The analysis above counts and averages all maximum daily temperatures since 1910, including summer, autumn, winter and spring.

The increased frequency and warmth of maximum daily temperatures below 30C may be due to an increase during cooler seasons/months, with a reduction during warmer seasons/months.

The original RAW maximum daily temperature variations may also be influenced by significant changes to Australia's rainfall patterns, with more national rainfall due to increased northern Australia rainfall that is greater than a significant decline in the south-west and a slight decline in the south-east since the 1970s.

The frequency of days with a comfortable maximum between 20C and 35C has increased by an average 135 per year, or 2.3 days per year at each station, when comparing 1910-1969 with 1970-2019 across all 59 weather stations.

These averages are applied to locations as far south as Launceston and as far north as Darwin, so there is a substantial variation in the temperature trends for each weather station.

Automatic Weather Stations

There is a consistent increase in the number and average maximum temperature of days since the year 2000. This is due to either a substantial increase in climate warming or automatic weather stations (AWS) progressively installed since the mid 1990s that use one second observations exaggerating the frequency and averages of daily maximum temperatures.

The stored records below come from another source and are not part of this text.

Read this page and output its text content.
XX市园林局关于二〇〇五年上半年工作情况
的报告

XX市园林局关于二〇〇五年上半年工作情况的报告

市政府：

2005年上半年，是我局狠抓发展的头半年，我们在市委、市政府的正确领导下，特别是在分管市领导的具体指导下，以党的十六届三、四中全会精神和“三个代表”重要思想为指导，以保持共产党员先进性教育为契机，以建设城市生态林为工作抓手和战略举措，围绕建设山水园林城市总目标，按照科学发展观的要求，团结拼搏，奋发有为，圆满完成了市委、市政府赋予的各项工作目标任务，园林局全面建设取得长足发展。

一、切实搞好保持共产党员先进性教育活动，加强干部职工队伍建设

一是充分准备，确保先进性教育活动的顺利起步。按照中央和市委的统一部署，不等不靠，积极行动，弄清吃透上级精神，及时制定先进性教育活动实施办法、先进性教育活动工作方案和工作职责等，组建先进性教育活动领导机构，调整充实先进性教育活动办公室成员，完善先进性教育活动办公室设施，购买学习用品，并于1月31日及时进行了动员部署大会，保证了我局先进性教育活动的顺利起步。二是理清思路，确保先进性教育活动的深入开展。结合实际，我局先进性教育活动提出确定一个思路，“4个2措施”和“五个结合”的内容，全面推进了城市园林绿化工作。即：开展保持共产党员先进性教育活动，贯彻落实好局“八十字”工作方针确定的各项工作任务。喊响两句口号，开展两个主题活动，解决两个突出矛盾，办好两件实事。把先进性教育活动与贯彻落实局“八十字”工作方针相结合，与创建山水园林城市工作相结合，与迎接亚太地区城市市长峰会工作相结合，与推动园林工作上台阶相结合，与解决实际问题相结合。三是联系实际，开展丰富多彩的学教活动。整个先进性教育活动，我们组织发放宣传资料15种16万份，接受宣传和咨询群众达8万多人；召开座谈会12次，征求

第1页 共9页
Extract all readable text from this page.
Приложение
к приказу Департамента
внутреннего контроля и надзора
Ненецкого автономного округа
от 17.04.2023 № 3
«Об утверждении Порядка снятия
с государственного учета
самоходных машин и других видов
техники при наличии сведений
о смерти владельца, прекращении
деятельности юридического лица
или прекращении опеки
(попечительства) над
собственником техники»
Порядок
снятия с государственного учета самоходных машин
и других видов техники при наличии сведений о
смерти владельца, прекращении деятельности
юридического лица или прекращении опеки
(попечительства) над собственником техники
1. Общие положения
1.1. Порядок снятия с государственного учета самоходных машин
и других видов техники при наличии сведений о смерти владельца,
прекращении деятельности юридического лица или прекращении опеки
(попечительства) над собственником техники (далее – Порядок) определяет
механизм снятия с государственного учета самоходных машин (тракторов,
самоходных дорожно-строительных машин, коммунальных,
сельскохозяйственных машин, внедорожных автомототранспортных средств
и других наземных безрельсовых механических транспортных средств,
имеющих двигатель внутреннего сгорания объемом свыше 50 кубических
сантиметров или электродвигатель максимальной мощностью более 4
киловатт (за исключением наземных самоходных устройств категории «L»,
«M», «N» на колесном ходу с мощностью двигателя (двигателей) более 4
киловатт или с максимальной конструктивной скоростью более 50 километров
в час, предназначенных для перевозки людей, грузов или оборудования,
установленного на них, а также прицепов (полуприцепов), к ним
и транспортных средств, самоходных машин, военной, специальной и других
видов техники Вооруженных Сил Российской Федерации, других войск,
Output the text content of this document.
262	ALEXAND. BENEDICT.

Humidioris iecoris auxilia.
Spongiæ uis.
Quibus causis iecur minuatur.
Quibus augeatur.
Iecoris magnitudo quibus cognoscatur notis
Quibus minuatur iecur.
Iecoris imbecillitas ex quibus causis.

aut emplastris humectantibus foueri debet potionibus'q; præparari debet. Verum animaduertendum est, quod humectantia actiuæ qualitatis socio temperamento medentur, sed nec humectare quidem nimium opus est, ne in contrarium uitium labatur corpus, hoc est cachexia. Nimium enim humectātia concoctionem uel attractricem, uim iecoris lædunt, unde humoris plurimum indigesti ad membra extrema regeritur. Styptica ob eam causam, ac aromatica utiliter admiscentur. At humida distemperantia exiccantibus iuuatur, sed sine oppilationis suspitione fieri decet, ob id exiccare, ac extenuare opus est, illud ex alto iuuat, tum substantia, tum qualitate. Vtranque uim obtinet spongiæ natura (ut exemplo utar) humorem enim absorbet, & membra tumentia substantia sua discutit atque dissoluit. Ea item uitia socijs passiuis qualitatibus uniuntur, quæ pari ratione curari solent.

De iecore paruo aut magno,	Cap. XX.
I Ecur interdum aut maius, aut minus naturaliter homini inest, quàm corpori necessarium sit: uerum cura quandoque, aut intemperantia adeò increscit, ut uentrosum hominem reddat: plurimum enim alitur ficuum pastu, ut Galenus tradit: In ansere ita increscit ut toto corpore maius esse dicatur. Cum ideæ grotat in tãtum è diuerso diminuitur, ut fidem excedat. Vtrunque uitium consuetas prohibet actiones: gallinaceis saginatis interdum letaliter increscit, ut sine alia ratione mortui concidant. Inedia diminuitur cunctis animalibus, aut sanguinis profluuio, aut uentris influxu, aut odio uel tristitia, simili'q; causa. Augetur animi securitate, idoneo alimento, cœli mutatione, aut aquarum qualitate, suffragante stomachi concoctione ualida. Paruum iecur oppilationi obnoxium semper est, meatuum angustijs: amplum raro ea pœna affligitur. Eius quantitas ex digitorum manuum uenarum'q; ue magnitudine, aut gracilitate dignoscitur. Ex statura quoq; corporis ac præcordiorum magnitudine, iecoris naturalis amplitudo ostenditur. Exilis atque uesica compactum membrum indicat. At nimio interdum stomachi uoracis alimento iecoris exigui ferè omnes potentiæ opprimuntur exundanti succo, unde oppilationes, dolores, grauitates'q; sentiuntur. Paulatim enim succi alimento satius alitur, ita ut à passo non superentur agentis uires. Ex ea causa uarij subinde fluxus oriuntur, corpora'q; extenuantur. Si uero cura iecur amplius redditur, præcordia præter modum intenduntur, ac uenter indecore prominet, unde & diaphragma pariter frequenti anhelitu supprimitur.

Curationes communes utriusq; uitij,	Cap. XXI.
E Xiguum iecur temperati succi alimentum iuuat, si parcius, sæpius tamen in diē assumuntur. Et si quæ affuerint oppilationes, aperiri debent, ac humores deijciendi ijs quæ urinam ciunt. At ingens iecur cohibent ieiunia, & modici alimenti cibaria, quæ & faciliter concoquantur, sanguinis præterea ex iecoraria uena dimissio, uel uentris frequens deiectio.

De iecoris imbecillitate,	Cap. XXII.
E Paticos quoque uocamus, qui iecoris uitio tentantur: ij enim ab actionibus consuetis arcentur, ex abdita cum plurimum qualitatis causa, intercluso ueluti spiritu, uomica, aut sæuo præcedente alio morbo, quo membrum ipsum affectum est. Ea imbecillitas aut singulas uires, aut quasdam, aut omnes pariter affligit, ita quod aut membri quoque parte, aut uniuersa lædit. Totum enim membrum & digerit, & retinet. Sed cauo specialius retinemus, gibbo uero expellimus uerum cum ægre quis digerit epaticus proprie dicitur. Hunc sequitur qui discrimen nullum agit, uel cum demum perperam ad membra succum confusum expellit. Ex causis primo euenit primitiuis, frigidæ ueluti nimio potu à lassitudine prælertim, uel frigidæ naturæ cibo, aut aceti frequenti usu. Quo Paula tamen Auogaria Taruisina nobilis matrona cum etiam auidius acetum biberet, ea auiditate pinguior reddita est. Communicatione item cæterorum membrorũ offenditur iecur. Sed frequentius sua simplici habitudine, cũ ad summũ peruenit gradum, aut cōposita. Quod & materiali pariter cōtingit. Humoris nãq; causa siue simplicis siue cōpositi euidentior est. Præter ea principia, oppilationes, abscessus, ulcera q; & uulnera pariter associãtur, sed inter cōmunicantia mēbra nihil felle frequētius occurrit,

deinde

All extreme maximum temperatures recorded progressively since the mid-1990s should be regarded as suspect due to the one second sensitivity of automatic weather stations, as well as the replacement of large Stevenson screens with small screens over the past 30 years.

It is noteworthy and relevant in this AWS context that the frequency of maximum temperatures between 5C and 20C saw a downward shift from 1990 to 2019, while their frequency from 40C to 50C saw a significant upward shift during these years.

This may be influenced by the AWS sensitivity to extreme temperatures when compared to liquid in glass thermometers that were previously observed manually (AWS first installed in the mid 1990s and now the dominant instrument).

Conclusion

The data suggests reduced rainfall cloud cover and AWS extreme sensitivity have influenced temperature trends since the year 2000.

Other long-term factors influencing temperature trends include urban heating and 1972 metrication, with both ACORN 2.1 and RAW temperatures accepted at face value despite questions surrounding the accuracy of both original recordings and homogenised adjustments.

The increased frequency of days with a maximum between 20C and 35C suggests a more temperate climate.

It is more accurate to say that Australia's climate has become warmer rather than hotter since 1910.